According to the Times, customer interactions with General Mills – such as entering a company-sponsored sweepstakes, downloading a coupon or an act as simple as “liking” the company on certain social media sites – would bind the customer to the arbitration clause on the website, requiring any dispute with General Mills to be resolved through arbitration rather than conventional litigation. The change was characterized as a move with nefarious intentions – which is unfair in my view.
Arbitration is an efficient and cost-effective way to resolve disputes, and the preferred method for resolving disputes in the commercial arena. To say arbitration unfairly advantages companies over consumers is meritless and untrue. In fact, arbitration has been statistically shown to be more favorable for both parties involved. Without question, it resolves disputes considerably faster than the litigation process through the courts and is less expensive for both parties. According to a survey conducted by the ABA, 78% of a cross-section of trial attorneys who handle both plaintiff and defense matters believes that arbitration is generally timelier than litigation. Moreover, more than half of those attorneys surveyed felt arbitration was more cost-effective.

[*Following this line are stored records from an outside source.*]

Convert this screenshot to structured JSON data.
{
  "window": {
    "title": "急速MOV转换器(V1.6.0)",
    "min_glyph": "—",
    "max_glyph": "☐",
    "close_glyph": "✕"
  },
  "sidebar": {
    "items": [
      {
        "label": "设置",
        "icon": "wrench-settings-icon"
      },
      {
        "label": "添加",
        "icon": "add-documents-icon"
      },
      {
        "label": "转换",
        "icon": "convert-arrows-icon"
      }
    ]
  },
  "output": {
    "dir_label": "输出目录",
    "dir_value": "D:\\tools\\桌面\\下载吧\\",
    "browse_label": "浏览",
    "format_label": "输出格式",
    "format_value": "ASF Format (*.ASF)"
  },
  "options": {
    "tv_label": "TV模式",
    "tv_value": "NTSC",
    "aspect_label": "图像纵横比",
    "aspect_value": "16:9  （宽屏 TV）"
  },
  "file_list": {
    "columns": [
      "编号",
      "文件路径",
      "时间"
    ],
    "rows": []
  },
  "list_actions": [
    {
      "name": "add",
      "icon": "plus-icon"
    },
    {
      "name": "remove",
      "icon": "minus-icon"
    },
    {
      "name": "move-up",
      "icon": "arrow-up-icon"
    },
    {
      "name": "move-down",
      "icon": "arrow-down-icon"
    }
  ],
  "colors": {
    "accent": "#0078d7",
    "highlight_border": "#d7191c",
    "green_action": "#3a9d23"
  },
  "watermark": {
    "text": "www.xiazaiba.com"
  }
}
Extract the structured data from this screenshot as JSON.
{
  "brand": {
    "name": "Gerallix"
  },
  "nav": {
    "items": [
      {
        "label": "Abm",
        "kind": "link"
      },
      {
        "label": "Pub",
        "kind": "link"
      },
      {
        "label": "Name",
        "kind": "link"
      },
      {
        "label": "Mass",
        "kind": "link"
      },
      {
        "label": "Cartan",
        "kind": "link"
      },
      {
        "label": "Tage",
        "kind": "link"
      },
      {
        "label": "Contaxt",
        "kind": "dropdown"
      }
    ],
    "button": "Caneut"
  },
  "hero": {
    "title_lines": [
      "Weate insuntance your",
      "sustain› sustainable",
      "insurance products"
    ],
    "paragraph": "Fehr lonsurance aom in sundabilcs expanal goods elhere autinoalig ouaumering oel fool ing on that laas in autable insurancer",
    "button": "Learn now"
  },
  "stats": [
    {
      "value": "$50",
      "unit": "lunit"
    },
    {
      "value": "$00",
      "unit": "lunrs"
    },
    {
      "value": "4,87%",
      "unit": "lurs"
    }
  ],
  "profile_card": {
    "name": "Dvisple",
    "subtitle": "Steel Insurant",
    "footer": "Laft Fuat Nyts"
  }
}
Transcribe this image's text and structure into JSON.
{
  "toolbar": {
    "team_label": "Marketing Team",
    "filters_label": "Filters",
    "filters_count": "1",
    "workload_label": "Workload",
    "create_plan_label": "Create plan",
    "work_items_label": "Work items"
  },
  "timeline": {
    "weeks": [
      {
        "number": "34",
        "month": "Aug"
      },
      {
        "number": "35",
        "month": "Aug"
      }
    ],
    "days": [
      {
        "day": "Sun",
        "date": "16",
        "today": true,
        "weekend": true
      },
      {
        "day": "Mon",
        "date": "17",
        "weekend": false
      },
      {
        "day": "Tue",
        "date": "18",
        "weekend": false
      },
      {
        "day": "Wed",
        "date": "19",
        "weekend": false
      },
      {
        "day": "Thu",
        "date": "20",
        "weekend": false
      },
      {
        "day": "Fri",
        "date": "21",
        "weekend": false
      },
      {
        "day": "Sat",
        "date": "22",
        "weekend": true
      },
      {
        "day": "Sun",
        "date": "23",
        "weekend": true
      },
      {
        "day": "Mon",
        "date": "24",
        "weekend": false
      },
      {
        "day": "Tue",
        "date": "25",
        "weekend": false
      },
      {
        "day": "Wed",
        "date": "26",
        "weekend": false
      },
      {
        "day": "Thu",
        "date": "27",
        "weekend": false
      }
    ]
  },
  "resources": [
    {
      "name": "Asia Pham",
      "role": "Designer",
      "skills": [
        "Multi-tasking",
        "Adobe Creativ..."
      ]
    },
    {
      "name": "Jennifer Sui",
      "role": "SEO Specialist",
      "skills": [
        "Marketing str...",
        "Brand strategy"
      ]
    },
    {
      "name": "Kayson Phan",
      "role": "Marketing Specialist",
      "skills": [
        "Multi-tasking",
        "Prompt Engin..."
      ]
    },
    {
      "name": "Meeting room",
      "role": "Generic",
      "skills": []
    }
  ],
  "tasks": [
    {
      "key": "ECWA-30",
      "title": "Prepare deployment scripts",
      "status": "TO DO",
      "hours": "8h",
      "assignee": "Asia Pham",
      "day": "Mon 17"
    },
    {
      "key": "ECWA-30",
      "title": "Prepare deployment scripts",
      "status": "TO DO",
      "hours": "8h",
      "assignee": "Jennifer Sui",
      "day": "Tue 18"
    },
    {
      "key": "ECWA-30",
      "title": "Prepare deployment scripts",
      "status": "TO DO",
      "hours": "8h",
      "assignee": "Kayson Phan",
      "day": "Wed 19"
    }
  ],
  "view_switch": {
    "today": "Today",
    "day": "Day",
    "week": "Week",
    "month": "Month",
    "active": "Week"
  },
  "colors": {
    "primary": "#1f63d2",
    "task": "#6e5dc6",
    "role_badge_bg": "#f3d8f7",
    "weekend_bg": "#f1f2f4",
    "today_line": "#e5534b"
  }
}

Expedience and cost are even more of a consideration when dealing with a small-dollar dispute between a company and a consumer. Arbitration in such disputes certainly levels the playing field, and if the consumer is successful at arbitration, chances are he or she will likely be able to keep more of the award and spend less on legal fees and expenses that typically arise from prosecuting a civil action through the courts. In fact, some court systems have mandatory arbitration for small matters to relieve heavy pressure on already overcrowded court dockets.
The efficiency and speed of arbitration is why scores of companies have made similar changes to the legal terms on their websites. Critics of this policy claim the move was simply to avoid class action lawsuits. However, most people who have had experience with class action lawsuits realize that they typically only benefit the attorneys involved, and the individual plaintiffs receive a small fraction of the overall award. In actuality, arbitration is not unfavorable to consumers; it is unfavorable to class-action plaintiffs’ attorneys.
From our perspective, it is important to discuss the option of arbitration with the client at the intake stage and before responding to any suit papers to avoid waiving the opportunity to arbitrate the dispute. Several bills have been proposed in Congress to eliminate arbitration from consumer disputes; however, none of them have been successful. Arbitration in product liability matters is becoming more prevalent and will likely be the preferred method for resolving disputes between consumers and manufacturers in the future. We are interested in hearing from our readers if anyone has litigated the issue of whether “liking” a brand on a social media site binds the user to the arbitration clause of a company’s website.
This blog post was published originally on May 1, 2014.